- Developer: Smilebit
- Publishers: JP: Sega; NA: Activision Value; EU: Empire Interactive;
- Platforms: Microsoft Windows, Dreamcast
- Release: DreamcastJP: February 8 2001; WindowsJP/EU: 2001; US: February 6 2002;
- Genre: Real-time strategy

= Hundred Swords =

2001 video game

Hundred Swords is a real-time strategy video game developed by Smilebit and published
by Sega for the Dreamcast exclusively in Japan. It was later ported to the PC and released globally by Sega in Japan, Activision Value in North America and Empire Interactive in Europe. The PC release was compatible with Windows 95, 98, and Me.

==Gameplay==
The game was described by IGN as an "overtly western-style real-time strategy game". Both the Dreamcast and Windows releases supported up to four player online play, and offline play in two modes: Adventure Mode and Mission Mode.

==Development==
The title was Smilebit's next game following the critical success of Jet Set Radio. Yoshio Sugiura, a freelance illustrator with a "unique western influence" was commissioned to design the game's characters and creatures.

==Reception==
On release, Famitsu magazine scored the Dreamcast version of the game a review score of 31 out of 40.
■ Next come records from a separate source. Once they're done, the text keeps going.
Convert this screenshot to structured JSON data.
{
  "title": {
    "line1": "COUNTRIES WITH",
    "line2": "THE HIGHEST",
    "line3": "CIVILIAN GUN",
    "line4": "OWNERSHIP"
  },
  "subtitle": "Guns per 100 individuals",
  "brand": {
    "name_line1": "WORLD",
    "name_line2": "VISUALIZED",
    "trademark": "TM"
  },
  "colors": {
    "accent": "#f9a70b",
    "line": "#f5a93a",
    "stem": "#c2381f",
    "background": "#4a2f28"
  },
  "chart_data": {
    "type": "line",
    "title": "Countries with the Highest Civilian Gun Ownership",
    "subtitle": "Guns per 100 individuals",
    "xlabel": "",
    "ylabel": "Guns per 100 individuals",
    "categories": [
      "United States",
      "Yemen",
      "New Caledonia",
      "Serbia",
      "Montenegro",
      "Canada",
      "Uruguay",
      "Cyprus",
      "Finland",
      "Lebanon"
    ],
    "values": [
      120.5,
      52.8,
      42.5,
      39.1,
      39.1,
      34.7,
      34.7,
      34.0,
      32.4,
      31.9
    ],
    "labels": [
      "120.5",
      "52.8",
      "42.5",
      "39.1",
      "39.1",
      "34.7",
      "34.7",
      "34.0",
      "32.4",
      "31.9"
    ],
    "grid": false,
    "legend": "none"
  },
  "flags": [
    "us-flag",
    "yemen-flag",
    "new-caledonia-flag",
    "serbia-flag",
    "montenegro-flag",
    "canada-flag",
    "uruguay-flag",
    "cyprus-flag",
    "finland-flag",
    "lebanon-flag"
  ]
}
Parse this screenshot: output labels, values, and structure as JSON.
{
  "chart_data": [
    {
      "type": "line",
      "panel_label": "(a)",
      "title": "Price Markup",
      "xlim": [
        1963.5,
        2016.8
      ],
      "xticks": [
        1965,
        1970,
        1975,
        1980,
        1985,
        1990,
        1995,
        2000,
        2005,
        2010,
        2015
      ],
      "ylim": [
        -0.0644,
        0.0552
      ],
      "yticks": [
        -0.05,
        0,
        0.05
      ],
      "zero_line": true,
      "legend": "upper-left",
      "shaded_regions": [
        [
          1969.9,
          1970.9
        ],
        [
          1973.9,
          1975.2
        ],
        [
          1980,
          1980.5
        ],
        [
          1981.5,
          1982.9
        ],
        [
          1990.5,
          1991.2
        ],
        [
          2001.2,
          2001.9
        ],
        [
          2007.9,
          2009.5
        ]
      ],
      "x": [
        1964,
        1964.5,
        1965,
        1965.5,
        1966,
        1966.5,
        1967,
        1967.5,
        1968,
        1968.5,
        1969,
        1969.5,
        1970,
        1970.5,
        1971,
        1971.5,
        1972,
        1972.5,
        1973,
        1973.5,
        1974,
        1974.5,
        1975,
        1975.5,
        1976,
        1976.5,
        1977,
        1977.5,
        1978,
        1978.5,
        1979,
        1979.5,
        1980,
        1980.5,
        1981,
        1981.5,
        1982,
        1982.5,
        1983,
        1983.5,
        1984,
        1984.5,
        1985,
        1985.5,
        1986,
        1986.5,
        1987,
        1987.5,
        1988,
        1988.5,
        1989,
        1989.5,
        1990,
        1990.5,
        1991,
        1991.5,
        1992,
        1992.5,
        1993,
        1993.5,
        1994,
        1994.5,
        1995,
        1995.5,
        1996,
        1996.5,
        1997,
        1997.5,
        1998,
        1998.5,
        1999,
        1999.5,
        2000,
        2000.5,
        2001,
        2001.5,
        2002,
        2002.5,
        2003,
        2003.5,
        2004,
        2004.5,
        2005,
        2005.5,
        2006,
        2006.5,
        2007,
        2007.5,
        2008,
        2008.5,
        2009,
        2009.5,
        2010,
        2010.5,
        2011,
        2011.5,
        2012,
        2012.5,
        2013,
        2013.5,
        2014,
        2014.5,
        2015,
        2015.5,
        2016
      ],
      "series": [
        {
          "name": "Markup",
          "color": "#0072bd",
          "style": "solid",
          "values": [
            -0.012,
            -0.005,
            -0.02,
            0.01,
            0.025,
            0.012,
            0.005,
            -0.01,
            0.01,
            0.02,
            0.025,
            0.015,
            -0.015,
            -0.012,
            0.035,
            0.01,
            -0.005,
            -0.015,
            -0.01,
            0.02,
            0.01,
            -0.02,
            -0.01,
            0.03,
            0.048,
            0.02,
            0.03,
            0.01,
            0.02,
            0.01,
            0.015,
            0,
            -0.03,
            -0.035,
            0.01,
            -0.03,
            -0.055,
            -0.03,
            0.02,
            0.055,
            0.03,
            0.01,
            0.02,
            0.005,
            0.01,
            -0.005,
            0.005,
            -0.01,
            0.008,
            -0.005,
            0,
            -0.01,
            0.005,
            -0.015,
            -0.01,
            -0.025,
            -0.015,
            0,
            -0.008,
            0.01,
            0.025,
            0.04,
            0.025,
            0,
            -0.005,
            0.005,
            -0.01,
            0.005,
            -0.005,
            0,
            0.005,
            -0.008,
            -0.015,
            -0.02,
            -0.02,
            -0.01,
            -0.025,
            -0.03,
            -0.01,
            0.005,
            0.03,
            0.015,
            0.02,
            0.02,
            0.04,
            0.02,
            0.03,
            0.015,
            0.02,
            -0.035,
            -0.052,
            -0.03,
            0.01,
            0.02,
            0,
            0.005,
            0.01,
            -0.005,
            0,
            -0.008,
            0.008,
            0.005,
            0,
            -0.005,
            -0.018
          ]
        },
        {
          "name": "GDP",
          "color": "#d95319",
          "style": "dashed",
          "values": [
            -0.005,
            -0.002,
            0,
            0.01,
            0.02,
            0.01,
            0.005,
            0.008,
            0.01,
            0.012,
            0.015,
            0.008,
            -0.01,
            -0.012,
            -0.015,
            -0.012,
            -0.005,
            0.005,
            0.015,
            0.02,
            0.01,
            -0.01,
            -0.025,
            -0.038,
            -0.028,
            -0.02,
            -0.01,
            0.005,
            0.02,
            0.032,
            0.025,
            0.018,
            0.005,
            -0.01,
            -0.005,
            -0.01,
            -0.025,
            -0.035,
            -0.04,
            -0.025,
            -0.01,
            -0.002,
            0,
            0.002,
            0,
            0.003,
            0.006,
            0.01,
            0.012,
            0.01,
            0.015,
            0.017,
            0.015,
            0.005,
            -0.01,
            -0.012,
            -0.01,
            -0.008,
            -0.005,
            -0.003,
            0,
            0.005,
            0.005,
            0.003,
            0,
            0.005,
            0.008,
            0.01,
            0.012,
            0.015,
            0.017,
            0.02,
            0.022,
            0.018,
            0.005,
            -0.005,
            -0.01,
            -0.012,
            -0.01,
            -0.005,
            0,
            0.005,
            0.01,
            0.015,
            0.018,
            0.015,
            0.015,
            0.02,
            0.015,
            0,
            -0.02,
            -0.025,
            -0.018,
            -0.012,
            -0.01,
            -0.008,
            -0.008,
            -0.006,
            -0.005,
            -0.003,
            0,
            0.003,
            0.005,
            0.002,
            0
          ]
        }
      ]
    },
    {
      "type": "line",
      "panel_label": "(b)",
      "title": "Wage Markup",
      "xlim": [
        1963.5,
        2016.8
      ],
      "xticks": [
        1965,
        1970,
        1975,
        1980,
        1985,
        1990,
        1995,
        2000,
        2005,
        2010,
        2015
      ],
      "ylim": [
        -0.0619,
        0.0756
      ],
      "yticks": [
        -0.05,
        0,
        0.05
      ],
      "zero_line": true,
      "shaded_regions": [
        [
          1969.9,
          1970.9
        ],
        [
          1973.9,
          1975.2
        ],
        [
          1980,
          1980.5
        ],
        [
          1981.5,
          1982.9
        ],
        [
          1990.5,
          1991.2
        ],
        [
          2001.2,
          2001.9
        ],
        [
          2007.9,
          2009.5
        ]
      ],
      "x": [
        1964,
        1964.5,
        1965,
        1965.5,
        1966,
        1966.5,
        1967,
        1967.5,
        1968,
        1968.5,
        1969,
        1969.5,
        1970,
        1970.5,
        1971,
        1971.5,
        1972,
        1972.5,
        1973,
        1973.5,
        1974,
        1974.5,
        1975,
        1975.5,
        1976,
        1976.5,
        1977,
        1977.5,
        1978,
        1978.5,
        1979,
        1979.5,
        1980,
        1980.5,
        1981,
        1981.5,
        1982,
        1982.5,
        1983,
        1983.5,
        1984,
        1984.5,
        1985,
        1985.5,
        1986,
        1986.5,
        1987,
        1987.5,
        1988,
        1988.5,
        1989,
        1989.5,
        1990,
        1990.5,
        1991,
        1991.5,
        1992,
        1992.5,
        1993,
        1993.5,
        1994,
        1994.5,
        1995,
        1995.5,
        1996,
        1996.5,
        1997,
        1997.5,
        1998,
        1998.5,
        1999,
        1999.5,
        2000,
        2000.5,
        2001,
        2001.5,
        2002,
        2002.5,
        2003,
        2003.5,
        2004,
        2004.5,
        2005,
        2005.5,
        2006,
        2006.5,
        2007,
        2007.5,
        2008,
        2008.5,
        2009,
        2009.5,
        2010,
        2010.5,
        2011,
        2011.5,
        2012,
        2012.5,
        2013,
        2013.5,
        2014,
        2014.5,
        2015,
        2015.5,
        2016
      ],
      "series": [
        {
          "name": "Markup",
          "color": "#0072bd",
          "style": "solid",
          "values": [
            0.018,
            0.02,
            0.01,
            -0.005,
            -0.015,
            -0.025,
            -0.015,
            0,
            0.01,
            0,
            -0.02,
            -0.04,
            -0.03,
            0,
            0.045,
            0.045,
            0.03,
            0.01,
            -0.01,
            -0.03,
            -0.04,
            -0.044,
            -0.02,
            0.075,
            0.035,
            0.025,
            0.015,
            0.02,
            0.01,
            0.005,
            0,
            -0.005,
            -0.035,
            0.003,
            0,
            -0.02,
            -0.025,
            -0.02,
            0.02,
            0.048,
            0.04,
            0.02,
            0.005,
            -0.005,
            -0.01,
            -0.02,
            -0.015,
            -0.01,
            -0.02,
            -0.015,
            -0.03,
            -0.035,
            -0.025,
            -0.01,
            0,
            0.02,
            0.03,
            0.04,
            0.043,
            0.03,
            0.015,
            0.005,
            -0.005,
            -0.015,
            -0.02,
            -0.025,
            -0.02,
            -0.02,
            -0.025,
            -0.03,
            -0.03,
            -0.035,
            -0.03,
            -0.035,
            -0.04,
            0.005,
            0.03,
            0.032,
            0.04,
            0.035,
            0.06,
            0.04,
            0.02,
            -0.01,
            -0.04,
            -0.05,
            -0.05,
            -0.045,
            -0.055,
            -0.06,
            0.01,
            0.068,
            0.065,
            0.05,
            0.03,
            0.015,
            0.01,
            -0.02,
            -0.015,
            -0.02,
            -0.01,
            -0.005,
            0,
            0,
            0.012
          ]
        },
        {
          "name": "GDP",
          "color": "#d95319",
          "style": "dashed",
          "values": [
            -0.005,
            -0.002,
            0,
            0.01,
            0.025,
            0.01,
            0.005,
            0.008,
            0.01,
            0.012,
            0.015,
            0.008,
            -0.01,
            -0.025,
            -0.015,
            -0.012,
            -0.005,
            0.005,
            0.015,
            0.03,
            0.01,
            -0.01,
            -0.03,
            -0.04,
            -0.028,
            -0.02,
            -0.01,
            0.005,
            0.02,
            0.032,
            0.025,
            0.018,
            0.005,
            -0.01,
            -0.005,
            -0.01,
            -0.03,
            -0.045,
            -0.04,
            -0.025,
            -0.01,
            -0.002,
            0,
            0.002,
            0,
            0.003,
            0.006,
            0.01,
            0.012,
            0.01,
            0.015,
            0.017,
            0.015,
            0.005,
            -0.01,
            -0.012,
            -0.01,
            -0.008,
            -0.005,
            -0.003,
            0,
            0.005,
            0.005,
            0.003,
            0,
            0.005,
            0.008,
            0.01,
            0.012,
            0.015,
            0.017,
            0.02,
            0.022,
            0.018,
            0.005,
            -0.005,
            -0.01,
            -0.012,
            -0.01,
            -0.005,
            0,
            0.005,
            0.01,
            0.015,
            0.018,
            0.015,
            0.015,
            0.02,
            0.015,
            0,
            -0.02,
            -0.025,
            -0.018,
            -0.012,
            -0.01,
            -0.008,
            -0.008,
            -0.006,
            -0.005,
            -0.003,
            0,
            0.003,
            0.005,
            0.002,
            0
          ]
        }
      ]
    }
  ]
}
Reviewing the PC release, Greg Kasavin of GameSpot scored the title 7.1 out of 10, writing that "its mechanics are simplistic, its controls can be cumbersome, and the pathfinding for the game's units is dreadful", but praising its story as an "epic tale that creates a really great context for the gameplay" arguing that it "effectively draws you into its fantasy world during the cutscenes between battles".